Backing up Your Data

To contribute to this documentation, please submit a pull request to our learn repository.

It is extremely important to have a system in place to make regular, automated backups of your production database. Even if no one is maliciously targeting your data, accidents happen all the time.

In this guide, we'll use a free open-source program called Duplicity to set this up. Our goals are that this system should:

  1. Perform a full backup every week;
  2. Perform an incremental backup every night;
  3. Store the backups with a free cloud-based storage service (Google Drive);
  4. Encrypt the backups, in case your Google account is compromised;
  5. Automate this entire process.

This guide assumes that you are using a MySQL/MariaDB database. The database commands may be different for other database technologies.

Google account

Choose an existing, or create a new Google account where you will store your backups. I like to have a separate account so my business backup data doesn't get mixed in with my personal Google account stuff.
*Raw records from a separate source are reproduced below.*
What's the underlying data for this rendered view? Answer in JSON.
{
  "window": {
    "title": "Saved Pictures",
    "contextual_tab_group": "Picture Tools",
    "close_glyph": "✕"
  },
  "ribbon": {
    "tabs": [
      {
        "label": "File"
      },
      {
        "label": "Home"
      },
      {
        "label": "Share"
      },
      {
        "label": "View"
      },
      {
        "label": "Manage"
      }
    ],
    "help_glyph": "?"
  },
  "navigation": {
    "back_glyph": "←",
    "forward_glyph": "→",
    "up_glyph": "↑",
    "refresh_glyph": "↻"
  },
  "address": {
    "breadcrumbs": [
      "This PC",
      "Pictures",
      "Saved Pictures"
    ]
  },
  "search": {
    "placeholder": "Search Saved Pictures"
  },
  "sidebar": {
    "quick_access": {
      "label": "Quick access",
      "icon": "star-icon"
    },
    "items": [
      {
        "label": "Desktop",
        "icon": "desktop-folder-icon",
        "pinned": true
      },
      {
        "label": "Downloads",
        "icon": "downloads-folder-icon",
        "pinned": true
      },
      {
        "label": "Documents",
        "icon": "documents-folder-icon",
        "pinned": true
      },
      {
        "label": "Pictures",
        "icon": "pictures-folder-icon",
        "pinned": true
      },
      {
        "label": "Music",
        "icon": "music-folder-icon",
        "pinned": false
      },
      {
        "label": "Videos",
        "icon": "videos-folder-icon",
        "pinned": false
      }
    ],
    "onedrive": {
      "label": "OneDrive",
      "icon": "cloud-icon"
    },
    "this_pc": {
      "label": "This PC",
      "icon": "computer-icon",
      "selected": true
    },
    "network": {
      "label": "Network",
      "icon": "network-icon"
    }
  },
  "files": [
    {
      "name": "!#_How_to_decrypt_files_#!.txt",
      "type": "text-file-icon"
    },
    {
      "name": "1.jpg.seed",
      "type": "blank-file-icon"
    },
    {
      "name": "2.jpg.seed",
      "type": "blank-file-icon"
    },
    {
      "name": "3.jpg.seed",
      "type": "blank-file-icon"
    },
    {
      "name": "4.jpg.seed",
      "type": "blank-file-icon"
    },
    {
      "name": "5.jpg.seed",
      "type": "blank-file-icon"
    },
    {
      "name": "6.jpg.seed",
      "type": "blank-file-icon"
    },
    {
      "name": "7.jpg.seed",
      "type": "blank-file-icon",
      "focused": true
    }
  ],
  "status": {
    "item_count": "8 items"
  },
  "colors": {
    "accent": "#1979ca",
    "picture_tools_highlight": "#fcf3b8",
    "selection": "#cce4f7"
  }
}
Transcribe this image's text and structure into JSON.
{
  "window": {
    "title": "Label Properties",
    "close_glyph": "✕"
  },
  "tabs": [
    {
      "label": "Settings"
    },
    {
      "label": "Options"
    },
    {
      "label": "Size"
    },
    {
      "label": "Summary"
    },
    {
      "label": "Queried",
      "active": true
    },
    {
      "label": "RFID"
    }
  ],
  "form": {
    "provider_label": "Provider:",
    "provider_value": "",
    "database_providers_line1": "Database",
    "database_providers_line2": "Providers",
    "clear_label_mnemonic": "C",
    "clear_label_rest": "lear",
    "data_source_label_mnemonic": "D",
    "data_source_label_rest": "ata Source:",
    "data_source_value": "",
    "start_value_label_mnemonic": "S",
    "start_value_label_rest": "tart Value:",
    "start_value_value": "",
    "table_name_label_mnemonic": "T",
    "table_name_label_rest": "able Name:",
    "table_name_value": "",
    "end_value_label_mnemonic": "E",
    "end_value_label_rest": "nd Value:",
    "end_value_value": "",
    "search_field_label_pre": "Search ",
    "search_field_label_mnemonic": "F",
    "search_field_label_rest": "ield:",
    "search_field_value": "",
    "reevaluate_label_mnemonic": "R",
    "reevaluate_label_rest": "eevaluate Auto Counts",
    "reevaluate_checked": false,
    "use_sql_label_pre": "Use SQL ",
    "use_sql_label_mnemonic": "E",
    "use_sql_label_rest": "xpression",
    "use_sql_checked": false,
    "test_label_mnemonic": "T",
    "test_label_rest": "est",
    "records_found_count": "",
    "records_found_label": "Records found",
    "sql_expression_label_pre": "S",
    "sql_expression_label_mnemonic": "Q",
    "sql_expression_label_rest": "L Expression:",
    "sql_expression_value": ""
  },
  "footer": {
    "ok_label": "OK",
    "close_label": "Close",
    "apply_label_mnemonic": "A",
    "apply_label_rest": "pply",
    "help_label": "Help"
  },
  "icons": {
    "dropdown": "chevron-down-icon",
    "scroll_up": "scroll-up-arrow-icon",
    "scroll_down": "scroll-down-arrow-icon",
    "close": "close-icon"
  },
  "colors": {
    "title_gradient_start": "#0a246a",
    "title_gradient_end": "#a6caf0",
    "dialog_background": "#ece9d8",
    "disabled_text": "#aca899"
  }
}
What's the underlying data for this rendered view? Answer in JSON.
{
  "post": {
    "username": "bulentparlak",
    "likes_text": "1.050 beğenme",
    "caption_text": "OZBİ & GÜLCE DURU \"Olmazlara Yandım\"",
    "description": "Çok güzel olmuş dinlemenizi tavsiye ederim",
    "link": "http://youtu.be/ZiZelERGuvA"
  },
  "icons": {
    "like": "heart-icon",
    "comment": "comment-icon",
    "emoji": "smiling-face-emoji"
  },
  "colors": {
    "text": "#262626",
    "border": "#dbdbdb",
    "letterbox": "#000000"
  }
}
We will refer to the Google account name as <google_account_name>.

Set up database dumps

On the production server, we need to set up the database to dump its contents into a compressed .sql file. To do this, we'll create a special directory for database dumps, and use the mysqldump command.

Create a backup directory and give yourself necessary permissions

Ubuntu should automatically come with a backup user and group and a var/backups directory, so let's use those!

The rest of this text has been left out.